GREAT EXPECTATIONS by Charles Dickens

“Oh yes, you are to see me; you are to come when you think proper; you are to be mentioned to the family; indeed you are already mentioned.”

I inquired was it a large household she was going to be a member of?

“No; there are only two; mother and daughter. The mother is a lady of some station, though not averse to increasing her income.”

“I wonder Miss Havisham could part with you again so soon.”

“It is a part of Miss Havisham’s plans for me, Pip,” said Estella, with a sigh, as if she were tired; “I am to write to her constantly and see her regularly and report how I go on – I and the jewels – for they are nearly all mine now.”

It was the first time she had ever called me by my name. Of course she did so, purposely, and knew that I should treasure it up.

We came to Richmond all too soon, and our destination there, was a house by the Green; a staid old house, where hoops and powder and patches, embroidered coats rolled stockings ruffles and swords, had had their court days many a time. Some ancient trees before the house were still cut into fashions as formal and unnatural as the hoops and wigs and stiff skirts; but their own allotted places in the great procession of the dead were not far off, and they would soon drop into them and go the silent way of the rest.

A bell with an old voice – which I dare say in its time had often said to the house, Here is the green farthingale, Here is the diamondhilted sword, Here are the shoes with red heels and the blue solitaire, – sounded gravely in the moonlight, and two cherrycoloured maids came fluttering out to receive Estella. The doorway soon absorbed her boxes, and she gave me her hand and a smile, and said good night, and was absorbed likewise. And still I stood looking at the house, thinking how happy I should be if I lived there with her, and knowing that I never was happy with her, but always miserable.

I got into the carriage to be taken back to Hammersmith, and I got in with a bad heart-ache, and I got out with a worse heart-ache. At our own door, I found little Jane Pocket coming home from a little party escorted by her little lover; and I envied her little lover, in spite of his being subject to Flopson.

Mr. Pocket was out lecturing; for, he was a most delightful lecturer on domestic economy, and his treatises on the management of children and servants were considered the very best text-books on those themes. But, Mrs. Pocket was at home, and was in a little difficulty, on account of the baby’s having been accommodated with a needle-case to keep him quiet during the unaccountable absence (with a relative in the Foot Guards) of Millers. And more needles were missing, than it could be regarded as quite wholesome for a patient of such tender years either to apply externally or to take as a tonic.
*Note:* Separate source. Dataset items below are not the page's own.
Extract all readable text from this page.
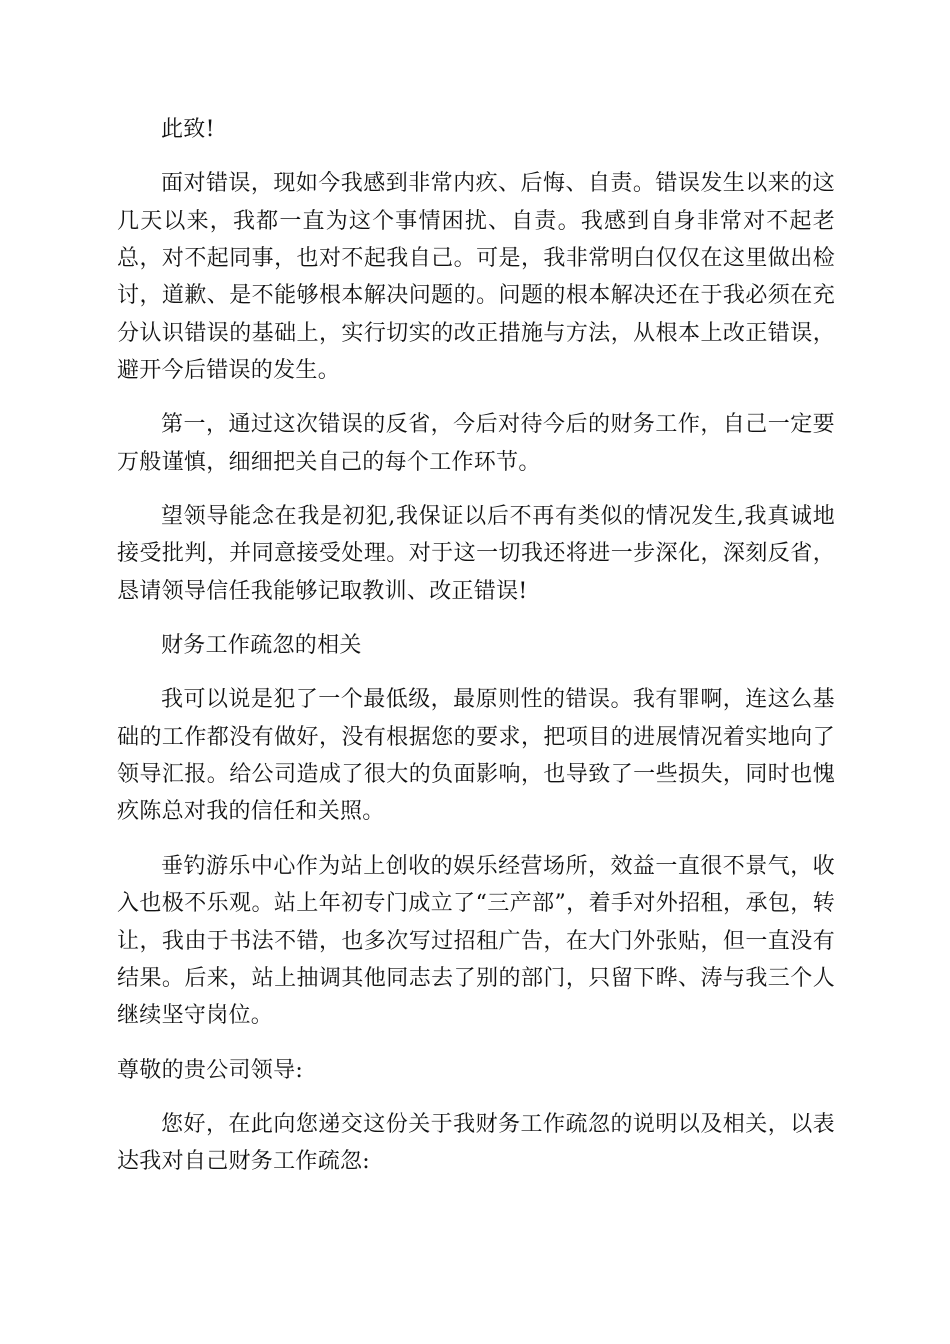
此致!

面对错误，现如今我感到非常内疚、后悔、自责。错误发生以来的这几天以来，我都一直为这个事情困扰、自责。我感到自身非常对不起老总，对不起同事，也对不起我自己。可是，我非常明白仅仅在这里做出检讨，道歉、是不能够根本解决问题的。问题的根本解决还在于我必须在充分认识错误的基础上，实行切实的改正措施与方法，从根本上改正错误，避开今后错误的发生。

第一，通过这次错误的反省，今后对待今后的财务工作，自己一定要万般谨慎，细细把关自己的每个工作环节。

望领导能念在我是初犯,我保证以后不再有类似的情况发生,我真诚地接受批判，并同意接受处理。对于这一切我还将进一步深化，深刻反省，恳请领导信任我能够记取教训、改正错误!

财务工作疏忽的相关

我可以说是犯了一个最低级，最原则性的错误。我有罪啊，连这么基础的工作都没有做好，没有根据您的要求，把项目的进展情况着实地向了领导汇报。给公司造成了很大的负面影响，也导致了一些损失，同时也愧疚陈总对我的信任和关照。

垂钓游乐中心作为站上创收的娱乐经营场所，效益一直很不景气，收入也极不乐观。站上年初专门成立了“三产部”，着手对外招租，承包，转让，我由于书法不错，也多次写过招租广告，在大门外张贴，但一直没有结果。后来，站上抽调其他同志去了别的部门，只留下晔、涛与我三个人继续坚守岗位。

尊敬的贵公司领导:

您好，在此向您递交这份关于我财务工作疏忽的说明以及相关，以表达我对自己财务工作疏忽:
Mr. Pocket being justly celebrated for giving most excellent practical advice, and for having a clear and sound perception of things and a highly judicious mind, I had some notion in my heartache of begging him to accept my confidence. But, happening to look up at Mrs. Pocket as she sat reading her book of dignities after prescribing Bed as a sovereign remedy for baby, I thought – Well – No, I wouldn’t.

Chapter 34

As I had grown accustomed to my expectations, I had insensibly begun to notice their effect upon myself and those around me. Their influence on my own character, I disguised from my recognition as much as possible, but I knew very well that it was not all good. I lived in a state of chronic uneasiness respecting my behaviour to Joe. My conscience was not by any means comfortable about Biddy. When I woke up in the night – like Camilla – I used to think, with a weariness on my spirits, that I should have been happier and better if I had never seen Miss Havisham’s face, and had risen to manhood content to be partners with Joe in the honest old forge. Many a time of an evening, when I sat alone looking at the fire, I thought, after all, there was no fire like the forge fire and the kitchen fire at home.